TURING

The Use of Rituximab In the treatment of Nephrotic Glomerulonephritis

Research summary

Minimal Change Disease (MCD) and Focal Segmental Glomerulosclerosis (FSGS) are auto-immune renal diseases that present with a common clinical phenotype, the nephrotic syndrome (NS), characterised by heavy proteinuria and debilitating oedema. When nephrotic, patients require frequent hospital admissions; infections and venous thrombo-embolism are common and can be fatal. With treatment, patients with MCD usually have preserved renal function, however, those with FSGS frequently still progress to end-stage kidney disease (ESKD), requiring renal replacement therapy (RRT). Patients with FSGS and NS have five-year renal survival rates (without dialysis or transplantation) of 60-90% and ten-year renal survival rates of 30-55%. 10-year survival improves to 80% if remission from proteinuria is achieved.

MCD/FSGS are rare auto-immune kidney diseases. Untreated, they result in considerable morbidity including kidney failure and death. Current treatments have serious limitations: whilst glucocorticoids are effective in the majority of patients, repeated courses are usually required, and the side effect burden of cumulative steroid exposure itself carries extensive morbidity and mortality for patients. In other autoimmune diseases where immunosuppression is required, steroid-sparing regimens (including the use of biologics) are now the norm. In MCD/FSGS there is an urgent need for such steroid-sparing regimes, that are both effective and safe, and do not adversely affect kidney function. Rituximab is the most promising candidate treatment. Indeed, it is currently used where other treatments have failed, or where the risk of toxicity from existing treatments is deemed unacceptably high. However, such use lacks supporting evidence from robust interventional trials, leading the KDIGO expert group to identify trials with rituximab in adults with MCD/FSGS as a key research priority. Given pressures on healthcare resources, studies assessing both the efficacy and cost-effectiveness of rituximab as treatment for MCD/FSGS within the context of the NHS are urgently needed.

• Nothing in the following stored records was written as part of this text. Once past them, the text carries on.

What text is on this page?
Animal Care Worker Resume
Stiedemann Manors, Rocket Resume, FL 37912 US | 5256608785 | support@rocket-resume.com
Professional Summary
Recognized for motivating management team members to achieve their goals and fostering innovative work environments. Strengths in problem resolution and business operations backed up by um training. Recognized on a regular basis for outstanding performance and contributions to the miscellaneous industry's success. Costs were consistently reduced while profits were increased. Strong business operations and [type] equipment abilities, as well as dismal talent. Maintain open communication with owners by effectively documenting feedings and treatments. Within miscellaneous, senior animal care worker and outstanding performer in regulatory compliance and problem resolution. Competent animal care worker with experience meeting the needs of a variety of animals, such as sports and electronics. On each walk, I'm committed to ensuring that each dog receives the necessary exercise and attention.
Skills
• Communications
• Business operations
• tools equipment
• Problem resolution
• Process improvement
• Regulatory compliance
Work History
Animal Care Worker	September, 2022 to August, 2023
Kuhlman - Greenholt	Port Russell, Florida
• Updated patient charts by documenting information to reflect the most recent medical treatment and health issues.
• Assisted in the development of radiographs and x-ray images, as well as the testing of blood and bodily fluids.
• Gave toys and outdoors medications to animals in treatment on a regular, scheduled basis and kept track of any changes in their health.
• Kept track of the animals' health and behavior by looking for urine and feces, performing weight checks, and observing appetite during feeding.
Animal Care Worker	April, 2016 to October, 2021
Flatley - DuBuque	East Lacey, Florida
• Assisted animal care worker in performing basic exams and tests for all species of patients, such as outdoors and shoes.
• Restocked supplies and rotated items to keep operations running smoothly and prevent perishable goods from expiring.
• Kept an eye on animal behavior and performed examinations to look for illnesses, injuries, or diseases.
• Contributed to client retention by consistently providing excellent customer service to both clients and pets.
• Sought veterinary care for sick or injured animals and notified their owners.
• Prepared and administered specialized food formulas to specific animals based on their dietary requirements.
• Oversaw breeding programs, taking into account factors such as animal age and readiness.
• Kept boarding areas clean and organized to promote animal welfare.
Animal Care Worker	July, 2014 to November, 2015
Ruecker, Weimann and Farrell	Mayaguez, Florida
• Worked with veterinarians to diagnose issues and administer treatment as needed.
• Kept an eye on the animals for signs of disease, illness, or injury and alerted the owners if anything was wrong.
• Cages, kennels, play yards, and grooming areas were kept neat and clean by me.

MCD/FSGS often affects patients younger than 65 years5, when they are economically active. The symptoms of NS and the requirement for hospital-based treatment result in time off work and loss of income. Complications arising from the disease or its treatment, such as serious infections, may require further hospital admissions. Loss of kidney function can result in ESKD requiring dialysis at great cost. Indeed, glomerulonephritides account for 18.9% of patients requiring RRT, and this is higher in those under 65 years of age (21.3%). Although MCD/FSGS make up only a proportion of this number, treatments that delay the onset of ESKD should result in a significant cost saving. Currently, patients are treated with multiple courses of a variety of different immunosuppressants over many years or even decades in an effort to reduce steroid exposure. Even if these treatments are successful in a steroid-sparing capacity, they have significant toxicity themselves - oral cyclophosphamide, in particular, carries a high risk of leucopenia and sepsis. There is a clear need for alternative effective treatment such as rituximab for MCD/FSGS. Given that rituximab is now off-patent and biosimilar preparations are available, the cost of rituximab is likely to reduce further. TURING is therefore designed to assess the efficacy, safety, cost and cost-effectiveness of rituximab at inducing sustained remission in patients with NS caused by primary MCD/FSGS.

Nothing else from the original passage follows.